Ask HN: Why did Instagram need to raise $57M? - courtneypowell

I'm having trouble getting a <i>good</i> answer as to why Instagram found it necessary to raise $57M? Please enlighten me.
======
staunch
It's the VCs that make the decision to pump that money into a company like
Instagram. They do it for only two big reasons:

1\. Align the interests of the founders with that of the VCs.

How else are you going to convince the founders to "swing for the fences"
(read: IPO or $1B+ exit) except to let them take a large chunk of money "off
the table" now?

Any company as hot as Instagram is getting offers for $100M+ acquisitions on a
regular basis. That would likely mean $10M+ for the founders. It's just not
rational to pass up a personal windfall like that unless you're already very
very wealthy.

The neat thing is that VCs have solved this problem. In the past few years
it's become common to let founders sell some of their equity for $N millions
when they've reached a certain level of success.
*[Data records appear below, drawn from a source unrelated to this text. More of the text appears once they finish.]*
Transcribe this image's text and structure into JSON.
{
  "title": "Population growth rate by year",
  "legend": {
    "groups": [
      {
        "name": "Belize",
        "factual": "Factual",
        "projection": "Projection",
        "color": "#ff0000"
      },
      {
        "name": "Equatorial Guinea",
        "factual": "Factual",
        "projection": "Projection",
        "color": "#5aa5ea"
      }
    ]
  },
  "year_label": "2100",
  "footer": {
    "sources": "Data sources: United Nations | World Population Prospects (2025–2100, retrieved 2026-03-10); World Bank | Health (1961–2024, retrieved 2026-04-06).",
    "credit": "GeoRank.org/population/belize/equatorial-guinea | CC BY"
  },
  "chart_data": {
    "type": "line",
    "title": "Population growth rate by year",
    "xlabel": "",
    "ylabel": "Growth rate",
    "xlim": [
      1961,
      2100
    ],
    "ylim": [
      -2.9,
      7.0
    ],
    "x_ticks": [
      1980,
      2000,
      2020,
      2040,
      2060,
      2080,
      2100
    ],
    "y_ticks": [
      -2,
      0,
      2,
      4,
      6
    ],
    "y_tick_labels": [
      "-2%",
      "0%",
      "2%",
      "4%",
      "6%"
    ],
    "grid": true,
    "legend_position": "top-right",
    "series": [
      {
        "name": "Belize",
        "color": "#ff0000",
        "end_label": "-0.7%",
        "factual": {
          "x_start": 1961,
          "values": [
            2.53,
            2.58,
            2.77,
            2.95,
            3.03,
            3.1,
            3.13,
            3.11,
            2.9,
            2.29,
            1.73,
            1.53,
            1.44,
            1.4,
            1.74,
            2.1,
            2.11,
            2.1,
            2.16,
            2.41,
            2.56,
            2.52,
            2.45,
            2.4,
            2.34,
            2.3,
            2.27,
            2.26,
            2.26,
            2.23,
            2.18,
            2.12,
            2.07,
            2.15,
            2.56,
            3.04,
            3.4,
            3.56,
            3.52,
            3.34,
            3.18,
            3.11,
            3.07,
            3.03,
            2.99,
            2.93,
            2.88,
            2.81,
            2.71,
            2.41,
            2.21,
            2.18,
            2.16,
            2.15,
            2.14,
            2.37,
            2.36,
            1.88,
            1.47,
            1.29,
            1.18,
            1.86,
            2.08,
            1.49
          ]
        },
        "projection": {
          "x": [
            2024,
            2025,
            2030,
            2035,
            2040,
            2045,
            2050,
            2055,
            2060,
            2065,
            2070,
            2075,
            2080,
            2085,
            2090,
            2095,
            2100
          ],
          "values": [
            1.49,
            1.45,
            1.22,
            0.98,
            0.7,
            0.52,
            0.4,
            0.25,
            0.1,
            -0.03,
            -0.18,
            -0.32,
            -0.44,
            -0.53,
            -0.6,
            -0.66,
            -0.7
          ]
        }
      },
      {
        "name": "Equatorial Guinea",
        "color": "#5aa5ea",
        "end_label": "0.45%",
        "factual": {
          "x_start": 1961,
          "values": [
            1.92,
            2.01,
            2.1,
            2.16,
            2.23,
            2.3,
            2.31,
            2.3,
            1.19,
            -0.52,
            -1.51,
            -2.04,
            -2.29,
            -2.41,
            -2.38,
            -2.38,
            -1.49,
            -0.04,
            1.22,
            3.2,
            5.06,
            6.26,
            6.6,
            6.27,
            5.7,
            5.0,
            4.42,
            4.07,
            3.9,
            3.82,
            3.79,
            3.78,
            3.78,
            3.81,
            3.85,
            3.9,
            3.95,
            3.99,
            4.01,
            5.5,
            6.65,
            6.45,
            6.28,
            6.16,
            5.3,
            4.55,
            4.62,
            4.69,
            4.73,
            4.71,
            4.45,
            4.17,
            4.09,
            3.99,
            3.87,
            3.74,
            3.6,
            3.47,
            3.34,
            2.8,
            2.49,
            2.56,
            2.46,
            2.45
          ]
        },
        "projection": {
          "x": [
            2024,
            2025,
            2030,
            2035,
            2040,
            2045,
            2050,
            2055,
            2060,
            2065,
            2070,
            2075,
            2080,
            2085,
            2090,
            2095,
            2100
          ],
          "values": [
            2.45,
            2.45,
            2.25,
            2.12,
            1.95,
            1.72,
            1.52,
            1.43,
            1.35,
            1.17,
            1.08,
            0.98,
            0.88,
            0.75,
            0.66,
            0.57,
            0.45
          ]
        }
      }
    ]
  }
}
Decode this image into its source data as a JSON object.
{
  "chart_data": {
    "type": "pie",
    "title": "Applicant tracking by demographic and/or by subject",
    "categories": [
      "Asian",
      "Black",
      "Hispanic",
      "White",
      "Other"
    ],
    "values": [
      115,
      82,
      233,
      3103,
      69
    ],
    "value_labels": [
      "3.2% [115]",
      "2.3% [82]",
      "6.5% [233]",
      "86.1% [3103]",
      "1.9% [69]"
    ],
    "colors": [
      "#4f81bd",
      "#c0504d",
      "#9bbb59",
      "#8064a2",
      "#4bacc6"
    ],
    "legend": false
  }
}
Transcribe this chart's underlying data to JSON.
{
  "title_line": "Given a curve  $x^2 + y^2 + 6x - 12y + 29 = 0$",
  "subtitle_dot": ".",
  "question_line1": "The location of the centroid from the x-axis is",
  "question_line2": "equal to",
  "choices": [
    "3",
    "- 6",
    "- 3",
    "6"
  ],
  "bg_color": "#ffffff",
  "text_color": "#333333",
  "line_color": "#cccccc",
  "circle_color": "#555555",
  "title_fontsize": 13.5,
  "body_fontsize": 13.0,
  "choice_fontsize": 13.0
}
Once the founders have banked millions of dollars they start seeing things
from the same perspective as VCs. It's completely rational for them to attempt
world domination. Instagram would have eventually tried to threaten Facebook's
position. Had they succeeded they might have ended up with $20 billion (like
Zuck). They also might have ended up with nothing.

2\. To fund expansion.

You can't plan world domination if you don't have the servers and manpower to
attempt it. Servers and datacenter space are expensive. Employees are even
more expensive.

------
balajiviswanath
To prove their valuation and get a stronger hander at the negotiation table.
Many companies raise money not for capital investments, but for:

a) create news and get free PR (press loves such eye-popping numbers)

b) get higher valuation numbers that will motivate the employees more (they
have the stock options after all)

c) get more powerful/influential shareholders who will help clear the hurdles
in the company's way

This is not exactly how capitalism is supposed to work - capital has to be
used judiciously to build future growth.

------
msencenb
It's likely that they were already in the process of closing the round (i.e.
had signed some term sheets) prior to having the acquisition conversation with
facebook. At that point they probably were legally bound to close the round
prior to the acquisition (and is likely a reason the company went for such a
high price... the investors wanted to at least double their money).

------
andrewstuart
To build a perception of value. An investment of $57M allows an argument to be
put forward that the company value is $1B.

------
leoalmighty
mark suster wrote a good post on this:
[http://www.bothsidesofthetable.com/2012/04/14/dont-try-to-
pu...](http://www.bothsidesofthetable.com/2012/04/14/dont-try-to-pull-an-
instagram-heres-why/)